Paris, France – February 2026

In February 2026, I hosted a hands-on workshop that brought together participants to materialize their Instagram archives through craft. Over three hours, we explored what happens when digital memories become physical objects, and who controls our personal histories when they live primarily in corporate databases.

Making the Archive Tangible

Participants arrived with phones logged into Instagram and shared with one another their archived posts — images hidden from public view but stored in the database of the platform. Participants then printed the images and worked with annotated collages, cross-stitch patterns, and zines to create physical objects from their digital traces. The workshop positioned craft as rogue archiving: a deliberate, labor-intensive act of reclaiming memories from platforms that make them increasingly difficult to access or export.

Emotional Metadata

A central concept emerged throughout our conversations: emotional metadata. While Instagram captures technical metadata—timestamps, locations, engagement metrics—it can't archive the felt experience behind each post. Why did you share it? Who were you at the time? Why did you archive it? Through the slow work of making, participants excavated these layers that exist only in their own memories, writing them directly onto printed images or sharing them in group discussion.

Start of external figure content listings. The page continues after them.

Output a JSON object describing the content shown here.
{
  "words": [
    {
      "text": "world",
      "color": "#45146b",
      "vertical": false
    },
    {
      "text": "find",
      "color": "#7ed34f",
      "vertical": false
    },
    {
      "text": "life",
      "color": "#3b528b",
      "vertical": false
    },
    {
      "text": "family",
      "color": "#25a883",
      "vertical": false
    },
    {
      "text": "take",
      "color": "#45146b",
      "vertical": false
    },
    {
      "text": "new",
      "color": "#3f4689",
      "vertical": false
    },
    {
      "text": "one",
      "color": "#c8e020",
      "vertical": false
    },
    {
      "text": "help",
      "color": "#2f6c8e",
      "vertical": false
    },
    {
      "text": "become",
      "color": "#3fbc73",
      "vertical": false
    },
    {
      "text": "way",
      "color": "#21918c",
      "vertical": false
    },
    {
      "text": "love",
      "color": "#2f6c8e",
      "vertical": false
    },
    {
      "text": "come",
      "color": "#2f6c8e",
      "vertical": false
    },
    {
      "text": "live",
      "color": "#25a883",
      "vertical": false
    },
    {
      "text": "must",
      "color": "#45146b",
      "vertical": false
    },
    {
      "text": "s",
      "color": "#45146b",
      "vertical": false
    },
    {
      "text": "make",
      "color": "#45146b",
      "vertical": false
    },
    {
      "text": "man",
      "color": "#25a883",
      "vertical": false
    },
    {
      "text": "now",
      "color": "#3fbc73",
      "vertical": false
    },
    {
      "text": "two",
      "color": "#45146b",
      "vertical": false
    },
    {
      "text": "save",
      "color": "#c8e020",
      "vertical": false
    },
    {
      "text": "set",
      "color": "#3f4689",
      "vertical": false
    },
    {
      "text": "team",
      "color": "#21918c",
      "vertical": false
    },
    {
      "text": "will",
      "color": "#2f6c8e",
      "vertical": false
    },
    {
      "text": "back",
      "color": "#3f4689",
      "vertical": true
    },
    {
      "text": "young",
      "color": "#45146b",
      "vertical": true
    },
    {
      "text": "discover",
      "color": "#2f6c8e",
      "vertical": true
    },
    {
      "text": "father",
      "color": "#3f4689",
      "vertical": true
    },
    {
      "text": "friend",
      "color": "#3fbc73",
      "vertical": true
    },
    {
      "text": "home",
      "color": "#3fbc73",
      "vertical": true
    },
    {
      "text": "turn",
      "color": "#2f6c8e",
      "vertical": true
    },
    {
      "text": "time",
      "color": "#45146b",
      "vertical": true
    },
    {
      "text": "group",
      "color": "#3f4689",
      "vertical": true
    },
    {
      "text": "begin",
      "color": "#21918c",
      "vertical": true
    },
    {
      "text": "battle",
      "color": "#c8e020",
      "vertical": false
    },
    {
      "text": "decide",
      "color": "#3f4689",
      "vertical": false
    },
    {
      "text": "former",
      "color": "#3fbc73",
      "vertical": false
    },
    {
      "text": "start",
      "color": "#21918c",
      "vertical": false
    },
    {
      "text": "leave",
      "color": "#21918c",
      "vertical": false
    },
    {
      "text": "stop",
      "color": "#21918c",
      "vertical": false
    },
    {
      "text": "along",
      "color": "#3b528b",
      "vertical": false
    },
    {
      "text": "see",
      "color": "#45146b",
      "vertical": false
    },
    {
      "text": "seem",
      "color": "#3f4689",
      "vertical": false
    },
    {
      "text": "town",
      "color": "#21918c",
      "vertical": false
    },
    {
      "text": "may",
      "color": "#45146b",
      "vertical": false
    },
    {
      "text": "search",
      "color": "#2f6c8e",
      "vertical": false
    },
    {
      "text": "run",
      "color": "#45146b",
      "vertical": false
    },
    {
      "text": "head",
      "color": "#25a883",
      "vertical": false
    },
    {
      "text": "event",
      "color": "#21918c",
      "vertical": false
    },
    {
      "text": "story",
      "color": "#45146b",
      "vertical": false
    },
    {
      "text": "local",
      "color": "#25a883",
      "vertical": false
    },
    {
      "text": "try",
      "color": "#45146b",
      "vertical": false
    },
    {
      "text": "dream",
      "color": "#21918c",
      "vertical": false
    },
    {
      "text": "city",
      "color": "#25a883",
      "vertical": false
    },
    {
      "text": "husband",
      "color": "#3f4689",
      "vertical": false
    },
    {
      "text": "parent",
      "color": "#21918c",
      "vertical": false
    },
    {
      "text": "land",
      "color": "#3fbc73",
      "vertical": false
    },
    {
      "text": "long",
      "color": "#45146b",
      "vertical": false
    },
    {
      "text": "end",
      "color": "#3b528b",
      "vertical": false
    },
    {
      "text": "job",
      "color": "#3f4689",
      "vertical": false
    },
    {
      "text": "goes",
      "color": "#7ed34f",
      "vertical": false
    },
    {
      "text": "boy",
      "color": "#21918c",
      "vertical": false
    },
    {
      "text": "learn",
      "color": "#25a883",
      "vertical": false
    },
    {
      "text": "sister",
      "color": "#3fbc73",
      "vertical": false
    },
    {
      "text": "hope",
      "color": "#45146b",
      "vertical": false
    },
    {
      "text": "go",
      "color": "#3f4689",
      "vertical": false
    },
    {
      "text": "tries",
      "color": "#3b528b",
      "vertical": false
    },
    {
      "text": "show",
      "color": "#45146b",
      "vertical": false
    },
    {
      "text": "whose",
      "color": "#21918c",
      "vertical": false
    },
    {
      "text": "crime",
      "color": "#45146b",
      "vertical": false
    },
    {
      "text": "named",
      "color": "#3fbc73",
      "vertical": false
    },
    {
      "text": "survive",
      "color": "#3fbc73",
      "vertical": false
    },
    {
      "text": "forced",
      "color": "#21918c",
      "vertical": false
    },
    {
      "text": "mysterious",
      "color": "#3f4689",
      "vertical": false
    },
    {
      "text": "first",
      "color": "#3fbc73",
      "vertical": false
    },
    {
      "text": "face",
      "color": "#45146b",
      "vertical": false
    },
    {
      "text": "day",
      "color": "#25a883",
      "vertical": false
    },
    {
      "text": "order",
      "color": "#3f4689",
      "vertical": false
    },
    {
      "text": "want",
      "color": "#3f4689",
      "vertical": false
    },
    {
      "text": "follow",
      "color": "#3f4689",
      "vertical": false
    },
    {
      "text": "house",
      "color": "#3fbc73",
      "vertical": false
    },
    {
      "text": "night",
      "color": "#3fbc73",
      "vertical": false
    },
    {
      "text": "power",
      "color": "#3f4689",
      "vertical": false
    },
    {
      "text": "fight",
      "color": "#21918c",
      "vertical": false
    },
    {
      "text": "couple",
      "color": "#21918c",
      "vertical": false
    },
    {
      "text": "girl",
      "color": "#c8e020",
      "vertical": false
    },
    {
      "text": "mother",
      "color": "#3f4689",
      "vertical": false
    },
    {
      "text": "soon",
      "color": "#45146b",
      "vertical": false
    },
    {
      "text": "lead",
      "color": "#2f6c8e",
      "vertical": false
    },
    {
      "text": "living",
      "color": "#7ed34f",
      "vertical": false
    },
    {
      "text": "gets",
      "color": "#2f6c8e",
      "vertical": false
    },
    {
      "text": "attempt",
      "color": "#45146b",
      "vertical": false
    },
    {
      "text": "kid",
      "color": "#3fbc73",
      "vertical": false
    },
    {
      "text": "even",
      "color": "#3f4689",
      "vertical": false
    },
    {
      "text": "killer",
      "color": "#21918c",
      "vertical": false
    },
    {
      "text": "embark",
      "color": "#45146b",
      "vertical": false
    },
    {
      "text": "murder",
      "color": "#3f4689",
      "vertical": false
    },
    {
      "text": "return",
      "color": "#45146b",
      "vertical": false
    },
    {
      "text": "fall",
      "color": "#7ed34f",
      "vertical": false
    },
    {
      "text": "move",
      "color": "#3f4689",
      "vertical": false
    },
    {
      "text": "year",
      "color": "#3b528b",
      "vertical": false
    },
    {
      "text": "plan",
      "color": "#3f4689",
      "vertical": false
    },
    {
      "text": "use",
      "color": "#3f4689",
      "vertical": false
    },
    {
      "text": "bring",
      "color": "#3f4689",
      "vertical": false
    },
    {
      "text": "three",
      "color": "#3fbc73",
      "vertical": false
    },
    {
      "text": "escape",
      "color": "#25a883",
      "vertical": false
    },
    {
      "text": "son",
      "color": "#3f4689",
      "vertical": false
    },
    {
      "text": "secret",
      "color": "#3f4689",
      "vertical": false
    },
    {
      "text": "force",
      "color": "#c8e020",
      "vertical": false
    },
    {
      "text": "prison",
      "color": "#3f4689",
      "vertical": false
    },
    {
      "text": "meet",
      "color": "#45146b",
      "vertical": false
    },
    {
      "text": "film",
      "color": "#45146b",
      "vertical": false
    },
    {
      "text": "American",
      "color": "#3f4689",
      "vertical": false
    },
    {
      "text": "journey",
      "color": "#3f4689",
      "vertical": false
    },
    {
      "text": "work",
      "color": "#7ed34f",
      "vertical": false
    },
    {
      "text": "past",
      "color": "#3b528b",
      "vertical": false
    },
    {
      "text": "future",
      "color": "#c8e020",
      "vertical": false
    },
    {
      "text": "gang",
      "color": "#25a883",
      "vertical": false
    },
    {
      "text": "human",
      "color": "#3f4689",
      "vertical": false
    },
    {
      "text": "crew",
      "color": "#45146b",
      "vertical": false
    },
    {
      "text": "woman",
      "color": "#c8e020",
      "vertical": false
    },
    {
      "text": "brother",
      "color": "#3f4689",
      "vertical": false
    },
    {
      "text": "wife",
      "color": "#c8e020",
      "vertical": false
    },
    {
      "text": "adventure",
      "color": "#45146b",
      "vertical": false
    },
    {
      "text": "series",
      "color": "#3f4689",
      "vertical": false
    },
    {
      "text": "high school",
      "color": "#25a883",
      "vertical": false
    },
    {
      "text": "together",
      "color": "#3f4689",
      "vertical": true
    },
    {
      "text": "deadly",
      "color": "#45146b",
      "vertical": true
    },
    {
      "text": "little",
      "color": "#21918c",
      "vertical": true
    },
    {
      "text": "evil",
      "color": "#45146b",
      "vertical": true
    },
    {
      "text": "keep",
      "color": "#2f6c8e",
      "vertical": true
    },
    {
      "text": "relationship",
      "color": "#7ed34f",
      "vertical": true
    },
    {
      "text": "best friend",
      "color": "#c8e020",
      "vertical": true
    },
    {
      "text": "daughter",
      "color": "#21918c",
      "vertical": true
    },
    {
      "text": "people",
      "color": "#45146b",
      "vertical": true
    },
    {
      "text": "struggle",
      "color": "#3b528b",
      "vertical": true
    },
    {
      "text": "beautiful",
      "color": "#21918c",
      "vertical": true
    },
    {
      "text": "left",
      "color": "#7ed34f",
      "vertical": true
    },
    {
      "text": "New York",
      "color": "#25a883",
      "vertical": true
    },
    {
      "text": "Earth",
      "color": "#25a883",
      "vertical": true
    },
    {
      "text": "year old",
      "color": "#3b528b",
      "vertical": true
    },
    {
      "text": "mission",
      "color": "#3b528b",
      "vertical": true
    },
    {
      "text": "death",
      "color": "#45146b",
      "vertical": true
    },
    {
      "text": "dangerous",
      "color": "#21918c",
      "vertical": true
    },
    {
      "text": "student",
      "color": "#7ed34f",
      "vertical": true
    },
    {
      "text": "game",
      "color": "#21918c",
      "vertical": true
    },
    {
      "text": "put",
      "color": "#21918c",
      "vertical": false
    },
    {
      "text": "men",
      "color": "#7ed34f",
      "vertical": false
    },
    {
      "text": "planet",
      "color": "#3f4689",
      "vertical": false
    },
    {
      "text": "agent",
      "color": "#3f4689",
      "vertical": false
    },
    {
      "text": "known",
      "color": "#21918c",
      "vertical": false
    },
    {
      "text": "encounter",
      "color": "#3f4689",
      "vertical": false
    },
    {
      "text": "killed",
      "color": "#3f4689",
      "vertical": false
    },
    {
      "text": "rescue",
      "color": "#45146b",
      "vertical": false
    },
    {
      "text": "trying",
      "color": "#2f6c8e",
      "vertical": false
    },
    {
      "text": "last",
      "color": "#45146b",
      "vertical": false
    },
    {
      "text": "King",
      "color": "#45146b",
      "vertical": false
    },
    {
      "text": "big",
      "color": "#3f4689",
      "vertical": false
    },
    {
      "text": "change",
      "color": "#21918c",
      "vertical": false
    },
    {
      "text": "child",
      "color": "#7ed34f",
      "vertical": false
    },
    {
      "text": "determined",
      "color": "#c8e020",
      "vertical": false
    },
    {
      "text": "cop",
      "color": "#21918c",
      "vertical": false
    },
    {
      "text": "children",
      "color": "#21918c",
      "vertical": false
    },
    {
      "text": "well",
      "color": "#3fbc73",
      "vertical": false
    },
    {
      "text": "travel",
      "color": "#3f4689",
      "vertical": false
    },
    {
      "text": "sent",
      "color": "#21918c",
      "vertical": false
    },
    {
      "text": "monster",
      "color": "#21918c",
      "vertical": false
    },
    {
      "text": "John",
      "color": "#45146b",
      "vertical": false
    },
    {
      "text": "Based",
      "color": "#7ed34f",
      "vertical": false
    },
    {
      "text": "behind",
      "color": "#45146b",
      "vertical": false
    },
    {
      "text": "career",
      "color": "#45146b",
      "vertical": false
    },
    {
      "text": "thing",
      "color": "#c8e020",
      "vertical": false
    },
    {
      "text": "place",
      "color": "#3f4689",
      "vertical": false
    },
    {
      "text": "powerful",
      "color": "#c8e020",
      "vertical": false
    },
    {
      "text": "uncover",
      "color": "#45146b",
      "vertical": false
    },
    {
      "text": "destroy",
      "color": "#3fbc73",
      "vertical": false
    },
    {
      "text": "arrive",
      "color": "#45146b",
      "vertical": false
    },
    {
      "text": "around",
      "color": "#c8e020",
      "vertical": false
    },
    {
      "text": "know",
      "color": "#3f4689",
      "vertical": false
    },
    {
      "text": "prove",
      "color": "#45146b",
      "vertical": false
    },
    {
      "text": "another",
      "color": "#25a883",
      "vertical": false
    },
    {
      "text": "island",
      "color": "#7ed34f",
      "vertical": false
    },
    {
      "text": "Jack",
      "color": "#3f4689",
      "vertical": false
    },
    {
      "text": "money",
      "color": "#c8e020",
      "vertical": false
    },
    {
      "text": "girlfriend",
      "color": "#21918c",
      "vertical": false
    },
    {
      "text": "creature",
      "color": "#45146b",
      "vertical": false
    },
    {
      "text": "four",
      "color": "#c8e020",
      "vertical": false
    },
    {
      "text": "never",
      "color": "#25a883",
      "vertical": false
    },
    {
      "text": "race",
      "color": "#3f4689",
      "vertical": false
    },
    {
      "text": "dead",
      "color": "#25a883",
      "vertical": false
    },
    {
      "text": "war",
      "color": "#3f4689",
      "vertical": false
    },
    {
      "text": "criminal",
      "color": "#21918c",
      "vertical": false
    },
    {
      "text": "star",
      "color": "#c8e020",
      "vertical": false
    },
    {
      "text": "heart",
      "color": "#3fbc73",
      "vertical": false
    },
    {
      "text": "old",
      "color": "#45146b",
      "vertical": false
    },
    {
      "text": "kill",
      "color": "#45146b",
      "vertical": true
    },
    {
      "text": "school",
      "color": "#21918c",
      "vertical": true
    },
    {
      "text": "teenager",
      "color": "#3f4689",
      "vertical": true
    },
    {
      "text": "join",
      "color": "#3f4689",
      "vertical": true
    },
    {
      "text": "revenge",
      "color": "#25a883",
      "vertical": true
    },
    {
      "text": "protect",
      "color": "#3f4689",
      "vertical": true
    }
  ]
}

Collective Memory as Resistance

Beyond individual archives to take home, we created a collective database of shared memories. Participants consented to contribute their work to an evolving archive that documents how we're all navigating platform memory together. This collective piece extends my ongoing Archival Quilt project, building a counter-archive that is collaborative, material, and outside corporate control.

What Surfaced

The workshop revealed shared anxieties and desires: frustration at how platforms hold our memories hostage while making them harder to find, longing for more comprehensive offline archives, and recognition that our digital lives need physical form to truly endure. Participants spoke about forgetting moments that only Instagram remembers, about the dissonance between curated feeds and lived experience, and about wanting agency over their own memory infrastructure.

This workshop is part of my MFA thesis research, My Data, My Self: Memory and Materialization in the Age of Social Media, which examines artistic interventions into platform-controlled memory and explores craft practices as acts of data sovereignty.